# DPP (Digital Photo Professional) issues



## Azzeria (Apr 8, 2012)

Hi everyone 






A while ago I bought my first DSLR. I quickly discovered that I really liked to first edit my photos in DPP and then transfer the result to photoshop for some last touches. Shortly after that, I got my own PC back from the repair, and ever since I installed DPP on this pc, there's couple of things that no longer are working. I've been searching a lot, and been coming across people with similar issues, but no results 





What I am experiencing is that all changes I make to: Strenght, Fineness, Threshold and Sharpness, have absolutely no effect at all outside of the DPP program. Regardless whether I transfer it straight to photoshop, save it as a TIFF (8-bit), or even save it as a JPEG. ALL of these changes made, vanishes. Saturation, contrast shadows and everything else works perfect.

I also downloaded the latest version of DPP from the web, but that didn't make any difference. 

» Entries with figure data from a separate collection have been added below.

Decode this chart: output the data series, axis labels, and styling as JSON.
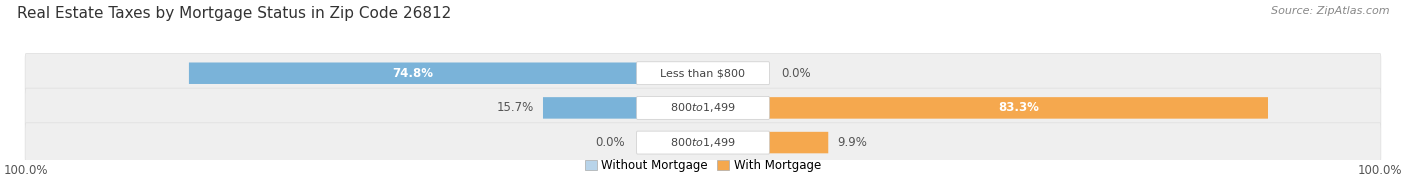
{
  "title": "Real Estate Taxes by Mortgage Status in Zip Code 26812",
  "source": "Source: ZipAtlas.com",
  "rows": [
    {
      "without_mortgage_pct": 74.8,
      "with_mortgage_pct": 0.0,
      "label": "Less than $800"
    },
    {
      "without_mortgage_pct": 15.7,
      "with_mortgage_pct": 83.3,
      "label": "$800 to $1,499"
    },
    {
      "without_mortgage_pct": 0.0,
      "with_mortgage_pct": 9.9,
      "label": "$800 to $1,499"
    }
  ],
  "without_mortgage_color": "#7ab3d9",
  "with_mortgage_color": "#f5a84e",
  "without_mortgage_color_light": "#b8d4ea",
  "with_mortgage_color_light": "#f9cfa0",
  "row_bg_color": "#efefef",
  "legend_without": "Without Mortgage",
  "legend_with": "With Mortgage",
  "bar_height": 0.6,
  "title_fontsize": 11,
  "label_fontsize": 8.5,
  "tick_fontsize": 8.5,
  "source_fontsize": 8
}
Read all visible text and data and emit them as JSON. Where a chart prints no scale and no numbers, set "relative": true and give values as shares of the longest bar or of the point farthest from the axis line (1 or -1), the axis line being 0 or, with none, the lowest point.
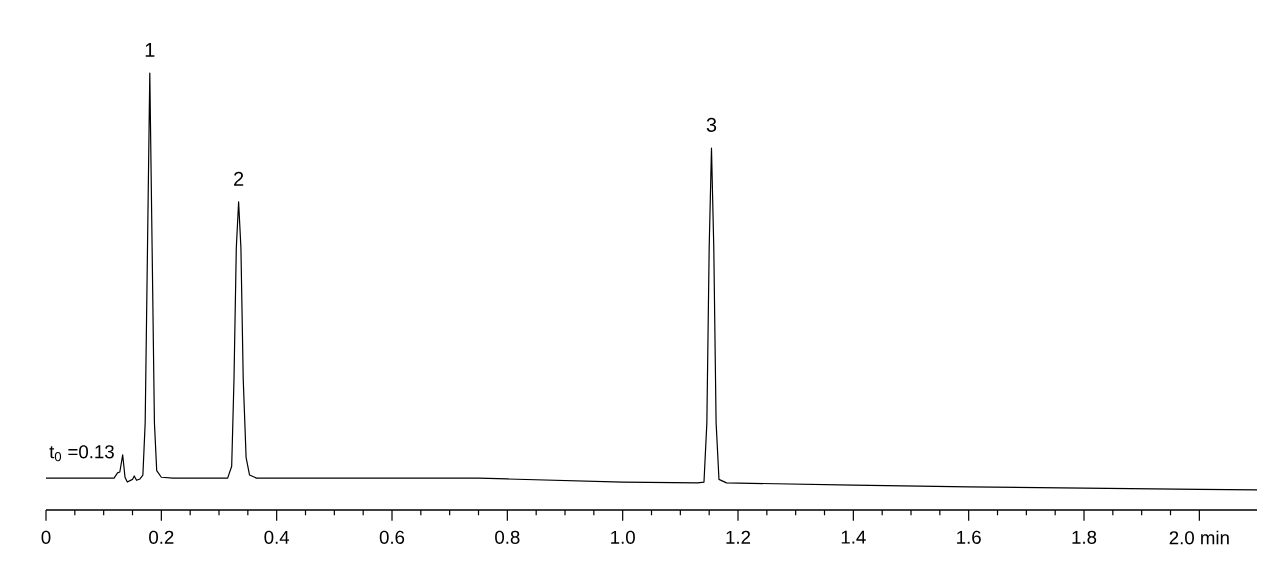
{
  "chart_data": {
    "type": "line",
    "relative": true,
    "color": "#000000",
    "x": [
      0,
      0.118,
      0.124,
      0.128,
      0.133,
      0.137,
      0.141,
      0.15,
      0.153,
      0.157,
      0.163,
      0.168,
      0.172,
      0.176,
      0.18,
      0.184,
      0.188,
      0.192,
      0.2,
      0.22,
      0.315,
      0.322,
      0.326,
      0.33,
      0.334,
      0.338,
      0.342,
      0.347,
      0.353,
      0.365,
      0.6,
      0.75,
      0.8,
      1.0,
      1.13,
      1.141,
      1.146,
      1.15,
      1.154,
      1.158,
      1.162,
      1.167,
      1.18,
      1.4,
      1.6,
      1.8,
      2.0,
      2.1
    ],
    "values": [
      0.073,
      0.073,
      0.085,
      0.087,
      0.126,
      0.075,
      0.064,
      0.07,
      0.078,
      0.068,
      0.071,
      0.08,
      0.2,
      0.6,
      1.0,
      0.6,
      0.2,
      0.09,
      0.075,
      0.073,
      0.073,
      0.1,
      0.3,
      0.6,
      0.705,
      0.6,
      0.3,
      0.12,
      0.08,
      0.073,
      0.073,
      0.073,
      0.071,
      0.064,
      0.062,
      0.064,
      0.2,
      0.6,
      0.828,
      0.6,
      0.2,
      0.07,
      0.062,
      0.057,
      0.053,
      0.05,
      0.047,
      0.046
    ],
    "xlim": [
      0,
      2.1
    ],
    "xticks": [
      0,
      {
        "value": 0.05,
        "label": null
      },
      {
        "value": 0.1,
        "label": null
      },
      {
        "value": 0.15,
        "label": null
      },
      0.2,
      {
        "value": 0.25,
        "label": null
      },
      {
        "value": 0.3,
        "label": null
      },
      {
        "value": 0.35,
        "label": null
      },
      0.4,
      {
        "value": 0.45,
        "label": null
      },
      {
        "value": 0.5,
        "label": null
      },
      {
        "value": 0.55,
        "label": null
      },
      0.6,
      {
        "value": 0.65,
        "label": null
      },
      {
        "value": 0.7,
        "label": null
      },
      {
        "value": 0.75,
        "label": null
      },
      0.8,
      {
        "value": 0.85,
        "label": null
      },
      {
        "value": 0.9,
        "label": null
      },
      {
        "value": 0.95,
        "label": null
      },
      {
        "value": 1.0,
        "label": "1.0"
      },
      {
        "value": 1.05,
        "label": null
      },
      {
        "value": 1.1,
        "label": null
      },
      {
        "value": 1.15,
        "label": null
      },
      1.2,
      {
        "value": 1.25,
        "label": null
      },
      {
        "value": 1.3,
        "label": null
      },
      {
        "value": 1.35,
        "label": null
      },
      1.4,
      {
        "value": 1.45,
        "label": null
      },
      {
        "value": 1.5,
        "label": null
      },
      {
        "value": 1.55,
        "label": null
      },
      1.6,
      {
        "value": 1.65,
        "label": null
      },
      {
        "value": 1.7,
        "label": null
      },
      {
        "value": 1.75,
        "label": null
      },
      1.8,
      {
        "value": 1.85,
        "label": null
      },
      {
        "value": 1.9,
        "label": null
      },
      {
        "value": 1.95,
        "label": null
      },
      {
        "value": 2.0,
        "label": "2.0 min"
      }
    ],
    "annotations": [
      {
        "text": "1",
        "x": 0.18,
        "y": 1.0
      },
      {
        "text": "2",
        "x": 0.334,
        "y": 0.705
      },
      {
        "text": "3",
        "x": 1.154,
        "y": 0.828
      },
      "t$_{0}$ =0.13"
    ]
  }
}
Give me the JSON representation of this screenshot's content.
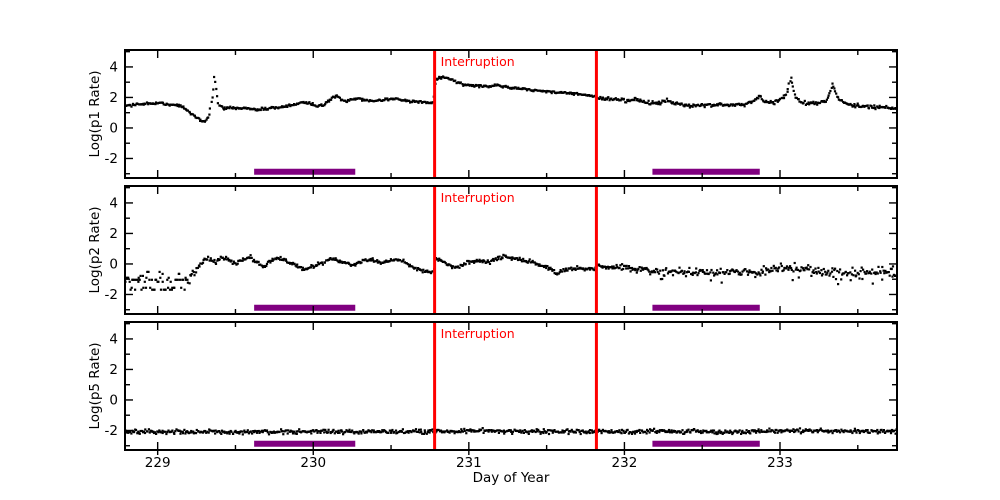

Does anyone know of anything that can help? Or what can cause these issues? I would be forever grateful.

Many thanks in advance!


----------



## minooo (Apr 8, 2012)

maybe you checked something to save those settings as metadata in the file. So only DPP reads and applies them.


----------



## Azzeria (Apr 8, 2012)

Where would that be set / changed?


----------



## Azzeria (Apr 8, 2012)

Realized I didn't reply to your personally..
Where would that be set / changed? 
Although I doubt it is that, as it's been like this ever since I first installed DPP on this pc. It's not like this for a specific file, but for all, every time.


----------



## minooo (Apr 8, 2012)

I have no idea, but that makes sense to me. Maybe in general options.


----------



## Azzeria (Apr 8, 2012)

There are no general options for DPP. Regardless of that, browsing all preferences and options one can set, I find nothing related to your suggestion.


----------



## KmH (Apr 8, 2012)

Moved to:

Graphics Programs and Photo Gallery
A place to show off your post processing skills, with explanations on how you achieved the results, including specialty images such as HDR.   *Share information* and techniques using Adobe's Photoshop *and other popular graphics software*.


----------



## Corkyb (Apr 9, 2012)

I have the same problem.  Asked around on forums and no answers, so I've contacted Canon to see if they can help.  Will update on this thread when I hear back.


----------



## Corkyb (Apr 13, 2012)

Gonna update Firmware and DPP... links below.  Can't see it being anything to do with firmware but maybe refreshing DPP could help.  Give it a go.

EOS 5D Mark II


EOS 5D Mark II


----------



## Azzeria (Apr 13, 2012)

I don't even have Filmware installed, and still have this problem. One of the first things I did was update DPP to the newest version. I've even installed multiple versions, but neither works. 
It's just starting to make me really frustrated! It works perfectly on my boyfriends pc, but I can't get it working on this one. 

You called Canon? If so, what did they say?


----------



## KenC (Apr 13, 2012)

When you say "save it as a TIFF" are you actually doing a "save as" or are you doing "convert and save"?  I always do the latter, which converts the raw file to a tiff and then saves it with the name/location I specify.  I'm not sure what happens if you just "save as" but that might just change the file type without actually converting the raw file with the changes you've made.


----------



## 2WheelPhoto (Apr 13, 2012)

Did you try removing DPP followed by doing a fresh software install? The folks that worked on your PC may have removed a DLL critical to that program or such.


----------



## Corkyb (Apr 17, 2012)

Azzeria said:


> I don't even have Filmware installed, and still have this problem. One of the first things I did was update DPP to the newest version. I've even installed multiple versions, but neither works.
> It's just starting to make me really frustrated! It works perfectly on my boyfriends pc, but I can't get it working on this one.
> 
> You called Canon? If so, what did they say?



Canon suggested I update DPP (dunno why they sent Firmware update, can't see it having anything to do with that).  Not particulary helpful to be honest, though no fault of theirs.  I need a new computer anyway so kind of resigned to the frustration!  Sorry I couldn't be more help.


----------